If there was one quality we shared with Mrs Manzur, it is her infectious ability to ask more of ourselves. She expected we would never compromise with doing the right thing, and in turn, we expected everyone to do the right thing. This common narrative bonded us into a community and to pick up conversations with another Beamer exactly where we left off. We don’t even have to try because Mrs. Manzur did the hard work of shaping our core thinking. She influenced more than just our education. She shaped the varied, yet similar paths we all chose in life.
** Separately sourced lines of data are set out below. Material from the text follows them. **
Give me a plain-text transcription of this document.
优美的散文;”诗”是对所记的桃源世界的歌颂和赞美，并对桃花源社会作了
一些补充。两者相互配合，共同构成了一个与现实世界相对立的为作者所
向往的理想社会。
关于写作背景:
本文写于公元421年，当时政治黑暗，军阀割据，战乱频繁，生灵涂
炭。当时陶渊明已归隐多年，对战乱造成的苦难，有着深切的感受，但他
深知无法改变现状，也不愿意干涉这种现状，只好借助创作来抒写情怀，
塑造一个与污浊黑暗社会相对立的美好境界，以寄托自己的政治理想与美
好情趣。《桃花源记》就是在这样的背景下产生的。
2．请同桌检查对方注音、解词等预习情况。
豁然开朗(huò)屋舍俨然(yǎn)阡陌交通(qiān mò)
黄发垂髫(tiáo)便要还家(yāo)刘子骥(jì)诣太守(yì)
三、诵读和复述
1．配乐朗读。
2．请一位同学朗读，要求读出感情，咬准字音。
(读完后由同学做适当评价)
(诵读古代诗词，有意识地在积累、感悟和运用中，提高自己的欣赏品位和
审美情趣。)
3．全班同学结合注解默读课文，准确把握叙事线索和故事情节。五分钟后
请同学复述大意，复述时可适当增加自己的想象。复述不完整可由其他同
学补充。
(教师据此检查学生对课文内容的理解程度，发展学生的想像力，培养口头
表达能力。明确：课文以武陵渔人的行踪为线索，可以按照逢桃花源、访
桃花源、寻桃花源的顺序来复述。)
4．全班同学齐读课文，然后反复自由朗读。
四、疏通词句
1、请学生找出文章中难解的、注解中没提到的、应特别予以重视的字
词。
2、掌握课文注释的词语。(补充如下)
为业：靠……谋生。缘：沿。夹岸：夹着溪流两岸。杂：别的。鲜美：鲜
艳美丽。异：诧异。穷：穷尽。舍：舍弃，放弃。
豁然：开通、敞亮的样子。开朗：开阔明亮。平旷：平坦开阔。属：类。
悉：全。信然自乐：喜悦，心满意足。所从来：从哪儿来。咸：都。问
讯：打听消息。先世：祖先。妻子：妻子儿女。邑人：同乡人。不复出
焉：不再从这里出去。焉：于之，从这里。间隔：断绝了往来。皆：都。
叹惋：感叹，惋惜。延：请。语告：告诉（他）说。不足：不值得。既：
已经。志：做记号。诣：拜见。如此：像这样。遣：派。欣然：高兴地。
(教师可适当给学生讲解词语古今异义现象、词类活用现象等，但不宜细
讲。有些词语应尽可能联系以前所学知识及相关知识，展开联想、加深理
Mrs Manzur taught her students to care. It may seem trivial to reduce her magnanimous presence to a simple word, yet the ability to care is the rare, vital quality we need in the world today. She taught us to care about injustice, about those who are at the fringes of society, about those who are different from us. She taught us to care about our families, our classmates, our roots. She taught us to be kind to ourselves.

The coronavirus does not care. It does not care that Mrs. Niloufer Manzur deserves a funeral surrounded by her family, people she loved and her students. It does not care that my world has lost her guardian angel. Yet, true to her spirit, Mrs. Manzur’s students care. And so she lives on, through our relentless battles to be good humans. She lives on because she forgot to teach us to stop caring.